My goal with this was two-fold:
1) Write something in a compound meter (something which I haven't used quite as often). In this case, I used 6/8
2) Write something that is happy, fun, and light-hearted (something I also haven't done as often, at least lately)
The result I felt was quite pleasing. What I tried to do to add to that light-heartedness was to make the tempo very jaunty and almost dance-like. I also used a lot of chromatic non-harmonic tones to help add to the almost silly feeling. I originally had the melody in the Viola (partly from personal bias, partly from necessity), but felt that brass could more effectively portray that silly and party-like feeling I wanted.

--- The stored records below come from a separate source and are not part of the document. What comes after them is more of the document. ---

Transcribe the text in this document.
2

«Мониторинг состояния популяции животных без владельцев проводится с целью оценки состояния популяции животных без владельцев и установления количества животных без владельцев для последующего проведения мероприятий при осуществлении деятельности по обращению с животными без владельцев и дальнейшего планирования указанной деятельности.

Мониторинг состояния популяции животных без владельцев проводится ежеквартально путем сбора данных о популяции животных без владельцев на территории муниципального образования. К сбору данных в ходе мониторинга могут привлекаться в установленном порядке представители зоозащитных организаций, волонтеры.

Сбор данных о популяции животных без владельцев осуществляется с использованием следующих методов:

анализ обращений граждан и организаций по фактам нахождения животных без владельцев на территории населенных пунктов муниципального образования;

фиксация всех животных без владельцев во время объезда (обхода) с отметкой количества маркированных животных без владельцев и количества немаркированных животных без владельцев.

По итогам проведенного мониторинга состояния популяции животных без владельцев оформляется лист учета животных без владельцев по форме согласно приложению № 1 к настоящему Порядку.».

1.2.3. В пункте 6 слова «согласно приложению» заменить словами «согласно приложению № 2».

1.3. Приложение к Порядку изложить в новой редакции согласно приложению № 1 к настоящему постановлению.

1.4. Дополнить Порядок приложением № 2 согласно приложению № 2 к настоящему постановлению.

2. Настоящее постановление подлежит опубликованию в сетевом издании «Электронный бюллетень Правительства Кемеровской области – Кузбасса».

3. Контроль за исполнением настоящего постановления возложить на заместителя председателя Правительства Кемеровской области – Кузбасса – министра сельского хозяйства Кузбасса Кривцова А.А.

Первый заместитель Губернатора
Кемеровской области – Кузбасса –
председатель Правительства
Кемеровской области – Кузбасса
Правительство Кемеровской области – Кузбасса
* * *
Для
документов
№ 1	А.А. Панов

Trombone was used at first, which was very effective except that the notes were all in the upper range of the trombone, and at that tempo, I felt the trombonist would be displeased with me. French Horn would be preferable for range but would be too regal and would lack a certain pungence of tone quality that I could achieve with other brass. I finally settled on trumpet, which would have the tone quality I needed and only have a few notes in the extremities of its range.
After listening to the melody in the trumpet, I also realized that there was an empty quality to the melody, and I put a harmony in the Violins with similar chromatic non-harmonic tones. The effect was very pleasing and added to that fun feeling I was going for. Finally, I just had to add a cute little pizzicato in the strings for that last little flair of fun.
This exercise has brought forward a question that's been at the back of my mind for a long time: what makes the mood of a composition? How did I know that the faster tempo would not make my listener agitated and anxious? How would I go about changing this to make it sound more agitated and fearful and less fun?
Take, for example, the Sabre Dance which feels very anxious and nervous and yet is still in a major key? Or the theme from Pee Wee's Big Adventure, also in a major key but feeling very anxious and very uncomfortable. What makes these two make us feel so on edge and anxious, while my piece some others also in a major key with many similar attributes make us feel happy, goofy, funny, etc.?
I've come up with some conclusions: the rhythms that we use can incite certain feelings, the harmonies and their voicing, the tempo, and I'm sure others. For example, in the background of Sabre Dance and the theme from Pee Wee's Big Adventure, their is a constant syncopated rhythm that adds to the agitation. There are also a lot of dissonances in the harmonies and the melody which add to our feeling of uncertainty and discomfort. I'm wondering what the psychological background is behind these different compositional ideas and how we could codify them? I will write more on some of these ideas in the future, as to me it is fascinating to think about.